5 Reasons Traders Lose Money

  1. Your method or system doesn’t work. This is a big one, and one of the hardest to fix. If you’re buying random stocks based on chatroom tips, that won’t work. If you’re buying based on what you think about the news, that won’t work. If you’re using some untested technical pattern, that won’t work. The only way you can build enduring success is to have a system that is your own and in which you fully understand the edge and variability of the system results. The only way (that I know) to do this is either to be taught such a system in enough detail that you own it, or do develop your own. Finding a system that works is not easy. I think most traders who fail probably failed because they were doing something that didn’t work and couldn’t work.
  2. You are impatient and take impulse trades. So, you have a system and it works, but if you don’t have the patience to wait for setups, then you essentially don’t have a system at all! Too many traders force trades or execute trades out of boredom. Don’t do this—it will destroy whatever edge you have in your system.
  3. You take trades on the wrong size. Any trading methodology depends on the balance of a large number of winners and losers. If you are randomly doing some trades bigger and some smaller, you can easily wipe out that edge. (On the other hand, some traders do make good, disciplined use of varying position sizes, but this is also a well-developed and tested part of their methodology.) Be consistent and disciplined in everything you do; that’s why the market pays you.
  4. You ignore stops. What do you do when a trade hits your stop? You get out. End of story. If you can’t develop this one skill, you can’t be a trader. You cannot afford, even once, to ignore your stop. Maybe the trade will work out this one time; maybe your prayers will be heard and the bad loss will turn around and become a winner? Ok, great, now what? Now you’ve just had a serious break of discipline and have had a bad learning experience as well because you got paid to do something wrong! The ongoing impact of a mistake like this and the false learning will ripple through your trading career for months or years. Don’t do this—respect your stops.
  5. You get out of winning trades without any reason. I think this is one of the great, underappreciated problems of learning to trade. Many people can develop the discipline to respect their stops, but then cave under the pressure of a winning trade.

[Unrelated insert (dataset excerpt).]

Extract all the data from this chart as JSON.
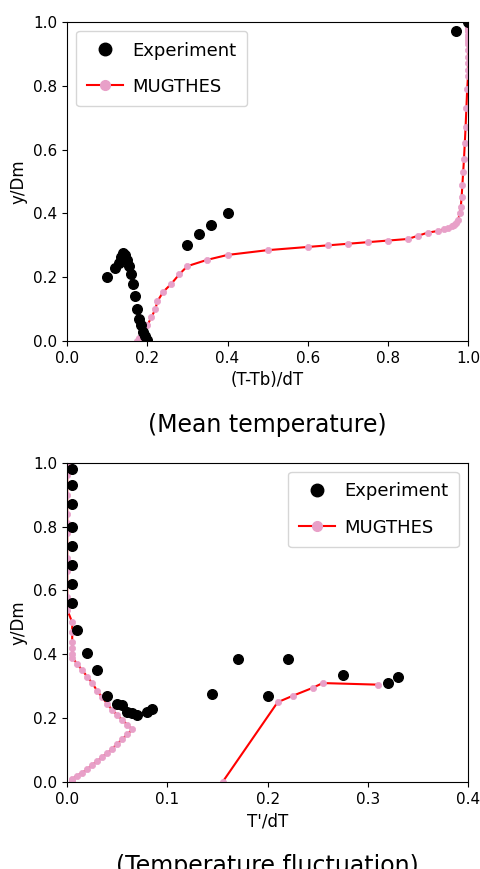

The thought of a winning trade reversing and giving back profit, the pressure of knowing the open winning trade would cover many losing trades, or the simple greed of wanting to ring the cash register—these can be overwhelming psychological pressures. It’s just as important to manage your winners with discipline, and that your trading plan has clear rules for when and how you get out of winning trades as well as losers.

The solution to most of these problems is not exciting: have a plan that works and execute that plan with discipline. Of course, there’s a lot more we can do at each step, but being aware of these errors will help protect against some of the worst, and most avoidable, mistakes that wait for the developing trader.